To conclude, it is useful to provide learning points from our review. Our gut microbes influence our health and wellbeing through myriad mechanisms. We should all strive to nurture our gut microbiome through healthy lifestyles and dietary intake of diverse, unprocessed plant-based foods. This should include the ingestion of fermented plant-based foods such as kimchi, sauerkraut, and natto, and dairy-based foods such as kefir [132]. Other aspects of our gut microbiome manifest a degree of permanence, particularly our maternally derived microbiota from infancy. Given the heritability of our gut microbiome, at least in the context of vaginal delivery and/or breastfed infants, it is important for reproductive-age women to strive for optimisation of their gut microbiome through healthy lifestyle and dietary strategies (as outlined above) throughout pre-conception and extending into antenatal and postnatal periods.
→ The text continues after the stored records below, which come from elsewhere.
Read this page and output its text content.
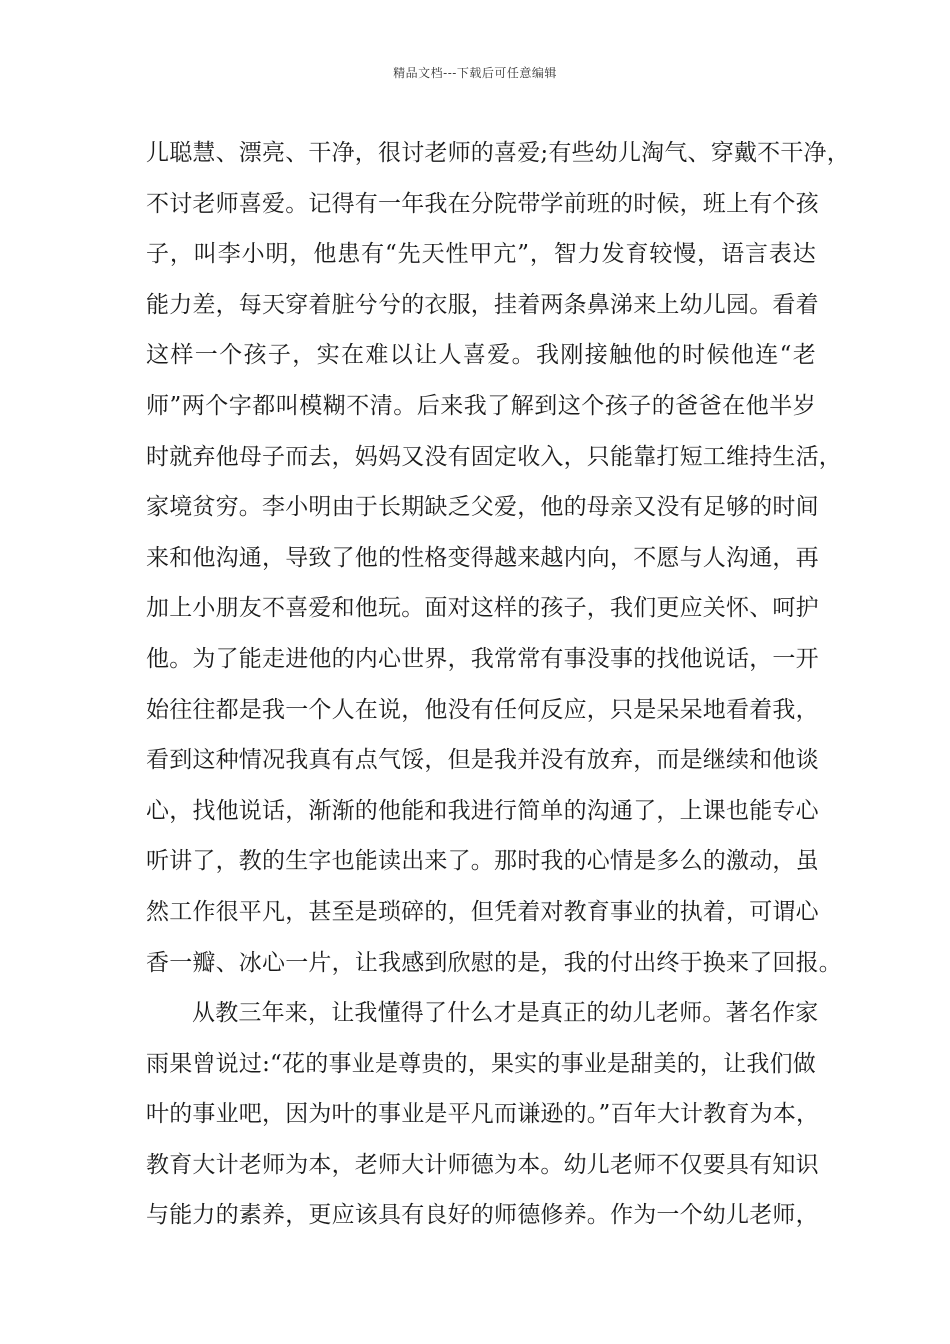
精品文档---下载后可任意编辑
儿聪慧、漂亮、干净，很讨老师的喜爱;有些幼儿淘气、穿戴不干净，
不讨老师喜爱。记得有一年我在分院带学前班的时候，班上有个孩
子，叫李小明，他患有“先天性甲亢”，智力发育较慢，语言表达
能力差，每天穿着脏兮兮的衣服，挂着两条鼻涕来上幼儿园。看着
这样一个孩子，实在难以让人喜爱。我刚接触他的时候他连“老
师”两个字都叫模糊不清。后来我了解到这个孩子的爸爸在他半岁
时就弃他母子而去，妈妈又没有固定收入，只能靠打短工维持生活，
家境贫穷。李小明由于长期缺乏父爱，他的母亲又没有足够的时间
来和他沟通，导致了他的性格变得越来越内向，不愿与人沟通，再
加上小朋友不喜爱和他玩。面对这样的孩子，我们更应关怀、呵护
他。为了能走进他的内心世界，我常常有事没事的找他说话，一开
始往往都是我一个人在说，他没有任何反应，只是呆呆地看着我，
看到这种情况我真有点气馁，但是我并没有放弃，而是继续和他谈
心，找他说话，渐渐的他能和我进行简单的沟通了，上课也能专心
听讲了，教的生字也能读出来了。那时我的心情是多么的激动，虽
然工作很平凡，甚至是琐碎的，但凭着对教育事业的执着，可谓心
香一瓣、冰心一片，让我感到欣慰的是，我的付出终于换来了回报。
从教三年来，让我懂得了什么才是真正的幼儿老师。著名作家
雨果曾说过:“花的事业是尊贵的，果实的事业是甜美的，让我们做
叶的事业吧，因为叶的事业是平凡而谦逊的。”百年大计教育为本，
教育大计老师为本，老师大计师德为本。幼儿老师不仅要具有知识
与能力的素养，更应该具有良好的师德修养。作为一个幼儿老师，
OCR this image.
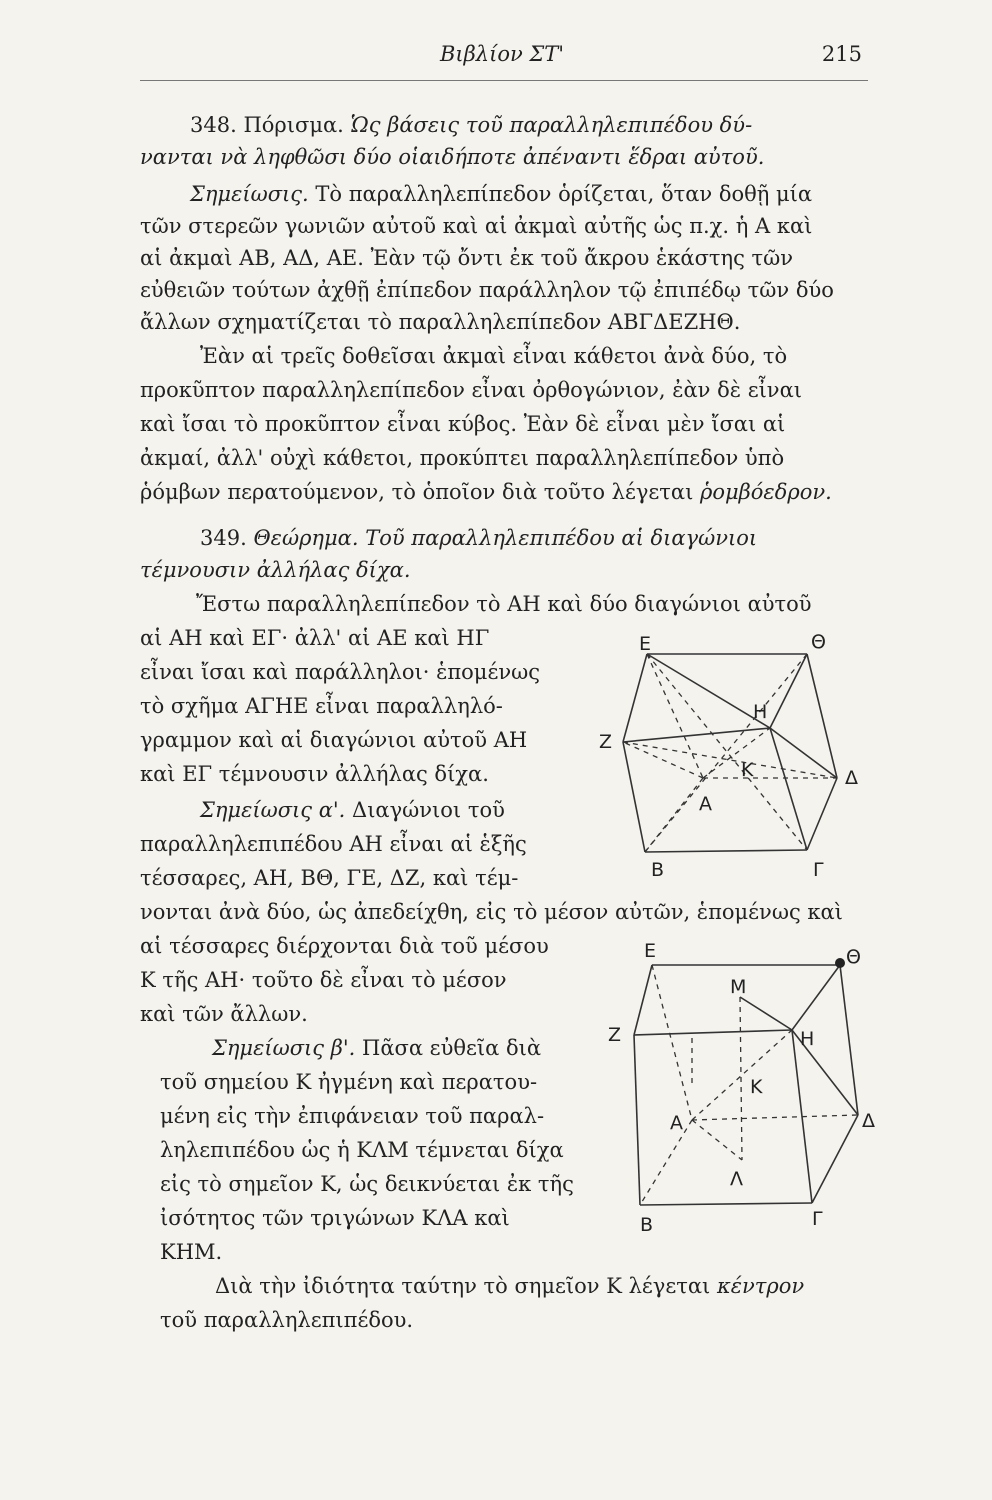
Βιβλίον ΣΤ'	215
348. Πόρισμα. Ὡς βάσεις τοῦ παραλληλεπιπέδου δύ-
νανται νὰ ληφθῶσι δύο οἱαιδήποτε ἀπέναντι ἕδραι αὐτοῦ.
Σημείωσις. Τὸ παραλληλεπίπεδον ὁρίζεται, ὅταν δοθῇ μία
τῶν στερεῶν γωνιῶν αὐτοῦ καὶ αἱ ἀκμαὶ αὐτῆς ὡς π.χ. ἡ Α καὶ
αἱ ἀκμαὶ ΑΒ, ΑΔ, ΑΕ. Ἐὰν τῷ ὄντι ἐκ τοῦ ἄκρου ἑκάστης τῶν
εὐθειῶν τούτων ἀχθῇ ἐπίπεδον παράλληλον τῷ ἐπιπέδῳ τῶν δύο
ἄλλων σχηματίζεται τὸ παραλληλεπίπεδον ΑΒΓΔΕΖΗΘ.
Ἐὰν αἱ τρεῖς δοθεῖσαι ἀκμαὶ εἶναι κάθετοι ἀνὰ δύο, τὸ
προκῦπτον παραλληλεπίπεδον εἶναι ὀρθογώνιον, ἐὰν δὲ εἶναι
καὶ ἴσαι τὸ προκῦπτον εἶναι κύβος. Ἐὰν δὲ εἶναι μὲν ἴσαι αἱ
ἀκμαί, ἀλλ' οὐχὶ κάθετοι, προκύπτει παραλληλεπίπεδον ὑπὸ
ῥόμβων περατούμενον, τὸ ὁποῖον διὰ τοῦτο λέγεται ῥομβόεδρον.
349. Θεώρημα. Τοῦ παραλληλεπιπέδου αἱ διαγώνιοι
τέμνουσιν ἀλλήλας δίχα.
Ἔστω παραλληλεπίπεδον τὸ ΑΗ καὶ δύο διαγώνιοι αὐτοῦ
αἱ ΑΗ καὶ ΕΓ· ἀλλ' αἱ ΑΕ καὶ ΗΓ
εἶναι ἴσαι καὶ παράλληλοι· ἑπομένως
τὸ σχῆμα ΑΓΗΕ εἶναι παραλληλό-
γραμμον καὶ αἱ διαγώνιοι αὐτοῦ ΑΗ
καὶ ΕΓ τέμνουσιν ἀλλήλας δίχα.
Σημείωσις α'. Διαγώνιοι τοῦ
παραλληλεπιπέδου ΑΗ εἶναι αἱ ἑξῆς
τέσσαρες, ΑΗ, ΒΘ, ΓΕ, ΔΖ, καὶ τέμ-
νονται ἀνὰ δύο, ὡς ἀπεδείχθη, εἰς τὸ μέσον αὐτῶν, ἑπομένως καὶ
αἱ τέσσαρες διέρχονται διὰ τοῦ μέσου
Κ τῆς ΑΗ· τοῦτο δὲ εἶναι τὸ μέσον
καὶ τῶν ἄλλων.
Σημείωσις β'. Πᾶσα εὐθεῖα διὰ
τοῦ σημείου Κ ἠγμένη καὶ περατου-
μένη εἰς τὴν ἐπιφάνειαν τοῦ παραλ-
ληλεπιπέδου ὡς ἡ ΚΛΜ τέμνεται δίχα
εἰς τὸ σημεῖον Κ, ὡς δεικνύεται ἐκ τῆς
ἰσότητος τῶν τριγώνων ΚΛΑ καὶ
ΚΗΜ.
Διὰ τὴν ἰδιότητα ταύτην τὸ σημεῖον Κ λέγεται κέντρον
τοῦ παραλληλεπιπέδου.
Ε	Θ
Η
Ζ
Κ	Δ
Α
Β	Γ
Ε	Θ
Μ
Ζ	Η
Κ
Α	Δ
Λ
Β	Γ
Finally, it is important that insights from our review are disseminated broadly throughout society to address the widespread misconceptions and myths regarding the development of weight gain and obesity that are often promulgated and stigmatized by the mass media. Improved public understanding of the heritability of BMI, including the role of genetic factors and other biological and heritable traits such as our gut microbiome, would help to address societal myths and misconceptions regarding the origins of obesity. Such insights would also help to encourage and promote the widespread adoption of healthy lifestyles and diets. Finally, we live in a cruel and unfair society in which human myths abound (to a greater extent than what most of us appreciate), in which weight gain and obesity are often incorrectly attributed to human vices, redolent of a medieval mindset in which plague and other poorly understood diseases were attributed to the wrath of God as a punishment for human misdemeanors (with associated stigmatisation of such diseases). Improved public understanding of obesity pathogenesis, including an appreciation of our genetic misalignment to our modern-day obesogenic environment, and that our BMI is largely biologically inherited through both our genetics and our gut microbiome, would help to foster cultural change apropos of societal attitudes towards people living with obesity. A cultural change in which there is vanquishment of obesity-related stigma and abuse, and a new dawn of understanding, support, and compassion.

Funding

This research received no funding.

Conflicts of Interest

None of the authors have any conflicts of interest related to this manuscript.